According to numbers handled by the Superintendent of Securities, Gabriel Castro, the impact of Law 189-11 on the Mortgage and Trust Market has been very positive in the Dominican Republic, to such an extent that it has contributed to the construction of 250,000 housing solutions in the last years.
“More than 600 private trusts have been set up and in terms of public offering trusts, they are not that many, but their impact manages 3% of the country’s GDP,” he said.
He reported that there are 55 investment funds in the country that have gone to influence fundamental sectors. In the last four years, those investment funds have financed more than 600 megawatts of renewable energy, he said.

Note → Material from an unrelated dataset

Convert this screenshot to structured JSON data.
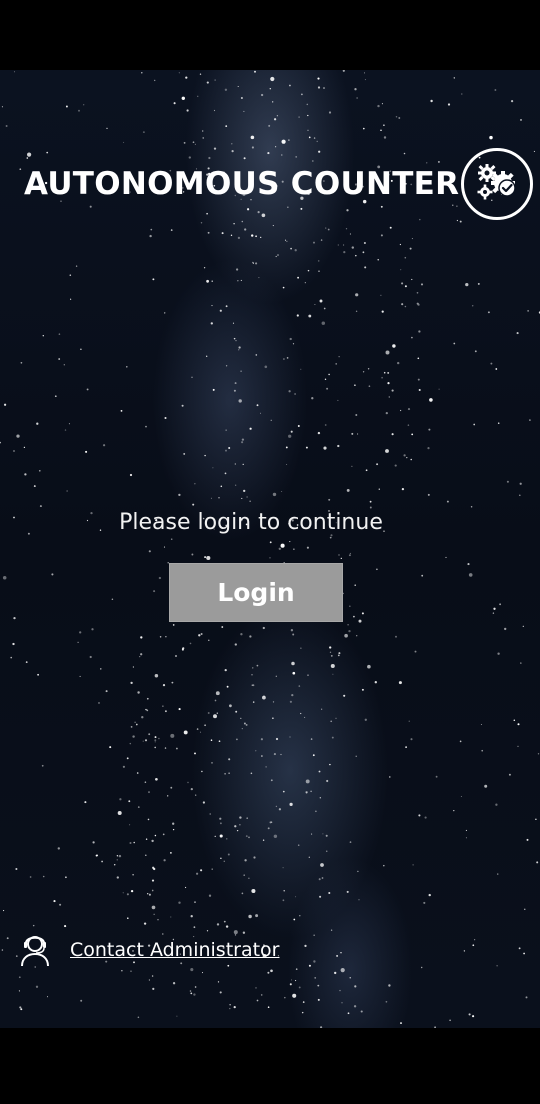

He recalled that Law 189-11 of the Mortgage Market and Trust was enacted in 2011, but came into force at the end of 2012 with the creation of several regulations. “We went to Colombia for a week, before the law went into effect, and we saw the experience of that nation. Part of the law was based precisely on that Colombian experience”, he recalled. In Colombia, ports, airports, highways, dams and houses, among others, have been built with trusts. Castro indicated that the trusts have played an essential role, especially in matters of public infrastructure at the regional level.
The trustee is not the owner, he is the administrator of the asset
Jorge Porras explains that what is received by the trustee is not from the trustee, but rather the administrator and the assets do not belong to them. From the point of view of the Costa Rican specialist, the trust itself is neither good nor bad, but rather depends on how it is managed. “The trust is an autonomous estate. The assets and rights that make up the trust constitute an autonomous or independent patrimony,” he said.